* ORAR CON EL EVANGELIO. (Lc. 9, 51 – 62)

*                      DOMINGO  XIII – T.O. – C –  (Junio  27)

*           “IR DE CAMINO”  Palabra clave en el evangelio de hoy  que nos hace Lucas sobre Jesús.
*           El camino evoca siempre un viaje  hacia delante.
*           Jesús  “tomó  la decisión” de ir a Jerusalén, esto es, avanza  en entrega y generosidad, dando en todo muestras del Amor al Padre. Si queremos ser cristian@s, seguidor@s  de Jesús, tenemos que relativizar todo para descubrir la grandeza de la fe, viendo a Dios como nuestra meta.
*           Jesús decide  “SUBIR A JERUSALÉN”; decide dar la vida por el Reino.
*           Jesús llama a seguirle: sin actos violentos; exige seriedad y radicalidad en el seguimiento.   
*           La vida ha de estar  al servicio del Reino, como lo estuvo la suya.
*           Muchas veces decimos, que la vida cristiana es “un camino”; un camino donde no todo es fácil, donde hay dificultades, cansancio, esperanzas que se caen…, pero donde todo también conduce con la mirada de la fe, a la plenitud, a la vida de Dios.
*           Quien mejor recorrió este camino fue Jesús.
“ÉL ES NUESTRO CAMINO” ÉL NOS DA LA LIBERTAD en nuestro caminar.
 Con Él, vamos segur@s.

                        O R A C I Ó N

*           Jesús Maestro y amigo,
Hoy contemplamos tu decisión  de “IR A JERUSALÉN”:
* A dar la cara por el Reino del Padre:
* Denunciarás el comercio religioso.
* Te acercarás a l@s marginad@s.
* Colocarás en el centro a l@s débiles.
* Ofrecerás la alegría del perdón.
* Condenarás la riqueza no compartida.
* Defenderás la oración sincera  que se reconoce en los frutos que produce.
* Rechazarás a los “beat@s” sin corazón.

* Tú, Señor Jesús, no deseas otra cosa que hacer lo que Dios quiere;
Sabes que esa es la vida verdadera, la única que llena el corazón de las personas.
Por ello estás decidido a seguirla hasta el final.
* Llamas a personas libres que quieran libremente seguir tu mismo camino.
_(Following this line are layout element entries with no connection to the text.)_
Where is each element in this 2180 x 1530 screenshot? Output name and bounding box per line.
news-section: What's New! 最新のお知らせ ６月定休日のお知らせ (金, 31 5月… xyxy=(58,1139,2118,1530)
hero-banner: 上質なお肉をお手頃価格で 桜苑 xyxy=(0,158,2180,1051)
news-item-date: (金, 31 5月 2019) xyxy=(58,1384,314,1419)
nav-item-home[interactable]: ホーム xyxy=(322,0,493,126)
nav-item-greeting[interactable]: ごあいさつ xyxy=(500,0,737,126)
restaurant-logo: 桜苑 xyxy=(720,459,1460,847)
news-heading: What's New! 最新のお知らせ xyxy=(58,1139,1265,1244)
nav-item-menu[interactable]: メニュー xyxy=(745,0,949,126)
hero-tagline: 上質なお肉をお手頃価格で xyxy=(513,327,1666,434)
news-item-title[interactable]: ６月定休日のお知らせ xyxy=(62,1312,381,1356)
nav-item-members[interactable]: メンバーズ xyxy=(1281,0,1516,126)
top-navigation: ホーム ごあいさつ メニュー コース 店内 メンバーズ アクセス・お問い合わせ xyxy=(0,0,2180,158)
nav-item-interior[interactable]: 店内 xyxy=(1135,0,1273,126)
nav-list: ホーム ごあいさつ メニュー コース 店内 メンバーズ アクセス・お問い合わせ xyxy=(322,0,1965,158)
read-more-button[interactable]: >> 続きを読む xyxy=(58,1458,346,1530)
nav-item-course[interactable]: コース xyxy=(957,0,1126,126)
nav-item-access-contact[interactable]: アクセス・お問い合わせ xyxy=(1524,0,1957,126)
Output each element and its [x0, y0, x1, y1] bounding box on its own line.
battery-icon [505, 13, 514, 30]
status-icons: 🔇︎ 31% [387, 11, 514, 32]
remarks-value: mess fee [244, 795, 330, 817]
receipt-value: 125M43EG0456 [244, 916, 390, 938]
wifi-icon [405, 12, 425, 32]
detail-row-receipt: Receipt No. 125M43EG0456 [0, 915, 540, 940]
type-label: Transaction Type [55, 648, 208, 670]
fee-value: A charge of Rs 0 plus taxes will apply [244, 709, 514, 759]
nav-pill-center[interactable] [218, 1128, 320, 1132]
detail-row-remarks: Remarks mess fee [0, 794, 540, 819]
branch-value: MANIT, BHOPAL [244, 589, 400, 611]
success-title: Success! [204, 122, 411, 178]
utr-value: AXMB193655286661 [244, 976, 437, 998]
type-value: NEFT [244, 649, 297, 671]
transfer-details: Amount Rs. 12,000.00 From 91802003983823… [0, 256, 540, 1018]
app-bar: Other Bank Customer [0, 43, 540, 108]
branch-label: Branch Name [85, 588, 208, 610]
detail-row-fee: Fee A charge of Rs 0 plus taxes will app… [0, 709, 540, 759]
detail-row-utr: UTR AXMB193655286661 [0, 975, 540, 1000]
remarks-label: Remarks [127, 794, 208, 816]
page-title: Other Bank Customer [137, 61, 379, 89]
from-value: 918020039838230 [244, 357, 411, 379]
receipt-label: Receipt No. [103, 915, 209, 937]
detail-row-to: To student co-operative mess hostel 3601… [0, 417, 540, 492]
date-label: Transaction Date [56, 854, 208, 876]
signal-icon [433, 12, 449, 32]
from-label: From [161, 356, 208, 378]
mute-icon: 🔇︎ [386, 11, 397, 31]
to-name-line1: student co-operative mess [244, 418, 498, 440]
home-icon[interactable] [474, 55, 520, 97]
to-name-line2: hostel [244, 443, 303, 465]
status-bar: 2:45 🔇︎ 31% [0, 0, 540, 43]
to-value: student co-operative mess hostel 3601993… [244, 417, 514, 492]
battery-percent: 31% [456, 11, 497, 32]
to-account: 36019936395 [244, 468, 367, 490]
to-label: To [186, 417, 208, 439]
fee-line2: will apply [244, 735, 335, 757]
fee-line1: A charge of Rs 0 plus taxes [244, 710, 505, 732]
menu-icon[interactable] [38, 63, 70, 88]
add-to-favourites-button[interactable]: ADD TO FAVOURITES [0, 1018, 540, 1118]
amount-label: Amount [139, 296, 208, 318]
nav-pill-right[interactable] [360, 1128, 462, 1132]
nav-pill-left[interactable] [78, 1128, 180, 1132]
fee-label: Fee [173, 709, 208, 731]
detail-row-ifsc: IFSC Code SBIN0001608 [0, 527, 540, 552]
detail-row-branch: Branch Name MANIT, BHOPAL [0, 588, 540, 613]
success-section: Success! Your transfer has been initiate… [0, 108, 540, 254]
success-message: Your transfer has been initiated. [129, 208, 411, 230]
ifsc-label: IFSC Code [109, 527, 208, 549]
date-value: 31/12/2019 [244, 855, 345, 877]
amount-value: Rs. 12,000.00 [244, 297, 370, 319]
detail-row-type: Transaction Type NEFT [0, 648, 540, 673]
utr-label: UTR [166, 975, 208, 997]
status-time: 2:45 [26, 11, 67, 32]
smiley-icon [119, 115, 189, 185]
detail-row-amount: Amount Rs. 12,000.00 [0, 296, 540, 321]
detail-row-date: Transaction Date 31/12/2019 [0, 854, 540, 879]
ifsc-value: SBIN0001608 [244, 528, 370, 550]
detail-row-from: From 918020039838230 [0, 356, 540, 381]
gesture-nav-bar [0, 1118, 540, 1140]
* Hoy, Señor, te pedimos claridad y decisión: danos a conocer el Reino de Dios;
Danos tu mismo convencimiento de que Tú eres el enviado del Padre, de que eres la Palabra definitiva de vida.
Danos tu misma decisión  de “IR A JERUSALÉN”, es decir, de ofrecer nuestra vida por el Reino, pase lo que pase en la “Jerusalén” de nuestra vida. AMÉN.